Copyright © 1997, 2008 by David E. Ross

To a large extent, the CDA has been superceded by other legislation and court decisions. However, my position on censorship — discussed below — remains unchanged.

Congress shall make no law respecting the establishment of religion, or prohibiting the free exercise thereof; or abridging the freedom of speech, or of the press; or the right of the people peaceably to assemble, and to petition the Government for a redress of grievances.

Amendment I of the Constitution of the United States of America

The Communications Decency Act (CDA) was enacted to protect children from exposure to sex and violence (mostly sex) on the Internet. While many of the arguments over the CDA revolve around definitions of "indecent", restraint of free speech, and the impossibility of enforcing censorship of what resides in a server in another nation and what travels over a vast network of phone and data lines, my objection to the CDA is far more simple.

The CDA is another attempt by government to provide backbone to parents who have none. When parents are too weak-willed to tell their own children what clothes are appropriate, what TV shows are suitable, and what they can see on the Internet, they ask government to provide the necessary backbone through dress codes, V-chips, and the CDA. Well, my house does not need this protection.

My baby is 37 years old and living more than a 1,000 miles away. Her brother is 41. We certainly do not need the government dictating that the content of the Internet (or of TV) coming into my house should be suitable for a 9-year-old. (When we babysit our grandchildren, my wife and I carefully monitor what TV shows they watch and how they use our computers.)

Parents need to exercise control within their own homes and not depend on the government to stiffen their spines. They need strong index fingers on the "Off" buttons. They need to say "No" when children ask for the ISP passwords. Neither of my adult children — with homes of their own — do not ask on behalf of their children for the government to interfere with what electronic signals come into my house.

The whole concept of censorship contains a hypocritical paradox that should be unacceptable in a free society.
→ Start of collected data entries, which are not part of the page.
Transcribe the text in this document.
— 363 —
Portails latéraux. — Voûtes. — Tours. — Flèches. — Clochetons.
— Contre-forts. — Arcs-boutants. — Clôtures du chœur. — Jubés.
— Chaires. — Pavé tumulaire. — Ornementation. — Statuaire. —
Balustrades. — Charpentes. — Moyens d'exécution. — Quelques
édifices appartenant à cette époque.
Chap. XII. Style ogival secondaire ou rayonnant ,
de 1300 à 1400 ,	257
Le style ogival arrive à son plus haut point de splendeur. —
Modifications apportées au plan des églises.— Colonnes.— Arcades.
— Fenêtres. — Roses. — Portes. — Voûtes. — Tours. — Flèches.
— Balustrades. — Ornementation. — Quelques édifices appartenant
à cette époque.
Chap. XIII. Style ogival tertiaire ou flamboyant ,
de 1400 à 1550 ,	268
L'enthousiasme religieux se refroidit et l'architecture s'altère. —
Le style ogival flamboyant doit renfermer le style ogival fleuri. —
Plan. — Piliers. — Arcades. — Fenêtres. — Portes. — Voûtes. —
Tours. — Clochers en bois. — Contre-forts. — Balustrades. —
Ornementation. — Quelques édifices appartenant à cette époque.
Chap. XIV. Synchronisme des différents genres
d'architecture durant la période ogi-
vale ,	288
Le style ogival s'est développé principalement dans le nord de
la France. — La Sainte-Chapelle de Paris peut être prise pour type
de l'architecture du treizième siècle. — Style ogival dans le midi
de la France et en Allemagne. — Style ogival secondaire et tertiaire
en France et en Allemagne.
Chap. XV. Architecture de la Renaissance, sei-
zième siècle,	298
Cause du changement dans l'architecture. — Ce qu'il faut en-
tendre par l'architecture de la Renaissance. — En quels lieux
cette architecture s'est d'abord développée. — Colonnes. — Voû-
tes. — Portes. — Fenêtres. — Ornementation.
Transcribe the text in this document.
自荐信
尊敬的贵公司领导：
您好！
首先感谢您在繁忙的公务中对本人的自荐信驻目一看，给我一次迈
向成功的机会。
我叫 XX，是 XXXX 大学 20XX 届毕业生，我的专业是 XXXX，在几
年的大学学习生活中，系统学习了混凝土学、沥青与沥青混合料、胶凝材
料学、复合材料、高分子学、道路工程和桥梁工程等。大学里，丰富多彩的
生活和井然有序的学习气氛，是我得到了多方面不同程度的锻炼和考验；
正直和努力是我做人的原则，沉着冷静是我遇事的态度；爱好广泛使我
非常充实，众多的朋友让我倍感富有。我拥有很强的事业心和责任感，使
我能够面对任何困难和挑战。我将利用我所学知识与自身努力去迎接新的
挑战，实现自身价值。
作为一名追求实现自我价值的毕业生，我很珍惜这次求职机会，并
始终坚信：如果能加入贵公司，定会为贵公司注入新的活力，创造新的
The censor reads, views, or listens to a book, movie, recording, or Web page and decides that its content will corrupt other individuals. Yet somehow the censor is not corrupted by the experience. In a democracy, no one can claim such immunity from corrupting influences and then deny that the rest of us are equally incorruptible.

The comments by Rep. Tom Coburn (R, Oklahoma) about the TV broadcast of "Schindler's List" surely prove that neither governments nor politicians can be trusted to judge what expressions of culture or entertainment are suitable for the inhabitants of this nation.

3 December 2008

Apparently, the U. S. Supreme Court agrees with me. The justices declared key points of the CDS unconstitutional. Further, an interesting commentary in the Los Angeles Times explained why this whole issue made me uncomfortable: "Protecting our children" is merely a ruse; the real goal is to censor communications between adults.